Una comunidad de vecinos, menos desquiciada y bizarra que la de Alex de la Iglesia, compuesta por la portera chismosa, que cae en los brazos de Álvaro transida de amor, y su desvencijado marido, una pareja de inmigrantes con problemas para llegar a fin de mes y un anciano huraño y xenófobo aficionado al ajedrez, son los ingredientes con los que cuenta nuestro protagonista para cocinar la novela de su vida, tutelado por el profesor que le imparte las clases de escritura creativa (un Antonio de la Torre que es de lo mejor de la cinta), su particular garrapata, quien aprovechándose de la cerril ceguera que aqueja a este aspirante a autor y le impide ver sus nulas capacidades literarias, no solo lleva años chupándole la sangre sino que se las apaña para encontrar nuevas fórmulas para seguir haciéndolo en el futuro.

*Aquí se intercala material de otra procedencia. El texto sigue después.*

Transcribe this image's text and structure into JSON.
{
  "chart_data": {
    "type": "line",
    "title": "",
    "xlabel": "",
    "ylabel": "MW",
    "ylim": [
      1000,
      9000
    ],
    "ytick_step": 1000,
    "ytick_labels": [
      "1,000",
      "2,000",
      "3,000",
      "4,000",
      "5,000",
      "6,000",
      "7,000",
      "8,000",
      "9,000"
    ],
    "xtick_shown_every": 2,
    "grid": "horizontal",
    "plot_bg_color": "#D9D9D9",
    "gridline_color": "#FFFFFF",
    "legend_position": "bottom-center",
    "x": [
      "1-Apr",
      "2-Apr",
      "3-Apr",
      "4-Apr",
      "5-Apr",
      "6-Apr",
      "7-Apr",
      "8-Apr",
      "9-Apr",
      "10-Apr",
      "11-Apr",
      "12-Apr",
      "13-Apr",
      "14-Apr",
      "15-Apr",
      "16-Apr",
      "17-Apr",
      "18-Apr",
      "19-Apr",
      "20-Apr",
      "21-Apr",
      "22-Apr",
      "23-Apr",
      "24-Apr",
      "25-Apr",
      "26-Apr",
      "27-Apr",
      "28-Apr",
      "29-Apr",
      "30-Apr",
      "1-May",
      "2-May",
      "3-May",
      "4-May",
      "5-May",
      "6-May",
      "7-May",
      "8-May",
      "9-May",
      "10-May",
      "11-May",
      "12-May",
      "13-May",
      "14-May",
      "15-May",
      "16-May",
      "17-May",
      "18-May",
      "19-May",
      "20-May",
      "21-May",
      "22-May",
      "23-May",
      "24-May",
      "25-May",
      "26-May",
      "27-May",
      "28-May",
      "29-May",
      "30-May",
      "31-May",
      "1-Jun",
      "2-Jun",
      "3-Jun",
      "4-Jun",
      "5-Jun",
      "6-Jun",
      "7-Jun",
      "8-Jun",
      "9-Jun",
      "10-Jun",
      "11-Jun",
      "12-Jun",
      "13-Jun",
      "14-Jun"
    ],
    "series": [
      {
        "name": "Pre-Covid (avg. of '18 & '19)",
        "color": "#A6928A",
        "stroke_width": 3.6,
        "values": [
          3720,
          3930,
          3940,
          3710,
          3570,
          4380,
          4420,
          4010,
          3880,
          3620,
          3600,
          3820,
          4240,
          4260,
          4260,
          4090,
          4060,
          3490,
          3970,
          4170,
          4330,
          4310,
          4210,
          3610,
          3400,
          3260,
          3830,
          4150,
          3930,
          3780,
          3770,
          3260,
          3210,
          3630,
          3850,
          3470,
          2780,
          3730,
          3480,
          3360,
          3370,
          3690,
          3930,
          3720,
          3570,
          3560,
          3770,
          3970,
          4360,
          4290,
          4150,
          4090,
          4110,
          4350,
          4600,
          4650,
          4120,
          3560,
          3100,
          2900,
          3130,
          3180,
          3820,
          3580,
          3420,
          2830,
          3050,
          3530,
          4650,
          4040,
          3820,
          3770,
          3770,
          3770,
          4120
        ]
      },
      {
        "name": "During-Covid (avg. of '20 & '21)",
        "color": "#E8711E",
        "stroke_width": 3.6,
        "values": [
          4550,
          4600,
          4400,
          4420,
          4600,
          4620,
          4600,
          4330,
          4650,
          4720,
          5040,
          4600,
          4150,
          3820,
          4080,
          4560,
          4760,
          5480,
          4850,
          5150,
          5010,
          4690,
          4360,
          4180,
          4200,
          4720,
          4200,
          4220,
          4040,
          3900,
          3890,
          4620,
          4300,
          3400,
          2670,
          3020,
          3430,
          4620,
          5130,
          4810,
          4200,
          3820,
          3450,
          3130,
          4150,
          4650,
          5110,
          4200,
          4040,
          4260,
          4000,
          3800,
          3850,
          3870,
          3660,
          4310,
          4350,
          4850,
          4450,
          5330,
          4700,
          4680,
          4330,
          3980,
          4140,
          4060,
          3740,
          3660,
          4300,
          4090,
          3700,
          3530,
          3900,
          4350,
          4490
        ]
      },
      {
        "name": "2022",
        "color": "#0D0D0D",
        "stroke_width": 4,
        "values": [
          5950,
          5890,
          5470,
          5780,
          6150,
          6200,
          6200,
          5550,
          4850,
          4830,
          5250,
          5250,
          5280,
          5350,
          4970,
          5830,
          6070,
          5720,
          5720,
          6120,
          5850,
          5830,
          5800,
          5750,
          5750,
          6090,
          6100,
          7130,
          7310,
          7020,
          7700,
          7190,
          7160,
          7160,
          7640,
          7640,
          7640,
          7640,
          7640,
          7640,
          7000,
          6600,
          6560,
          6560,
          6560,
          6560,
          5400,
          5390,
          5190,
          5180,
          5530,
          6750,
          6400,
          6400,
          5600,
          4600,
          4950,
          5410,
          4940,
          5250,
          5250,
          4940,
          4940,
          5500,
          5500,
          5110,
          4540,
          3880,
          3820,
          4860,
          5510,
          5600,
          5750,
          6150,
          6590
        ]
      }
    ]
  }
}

Tan brillante como laberíntica, tan ofuscada como libre, profunda a fuerza de superficial”, dice Luis Martínez de El Mundo. “Inteligente, atrevida y rara”, la define otro. “Busca un público más exigente”, apostilla un tercero. Si ante tamaña unanimidad de los más afamados críticos cinematográficos del panorama nacional a la hora de alabar las excelencias de esta obra, llegamos a este punto y El autor no te ha encandilado, como me sucedió a mí, entramos en terreno pantanoso.

La etiqueta de inteligente aplicada a una película siempre me ha mosqueado porque implica que si no te encanta es porque no la has entendido y, en consecuencia, eres más tonto que Abundio, ese prócer de nuestra cultura popular que cuando iba a vendimiar se llevaba uvas de postre.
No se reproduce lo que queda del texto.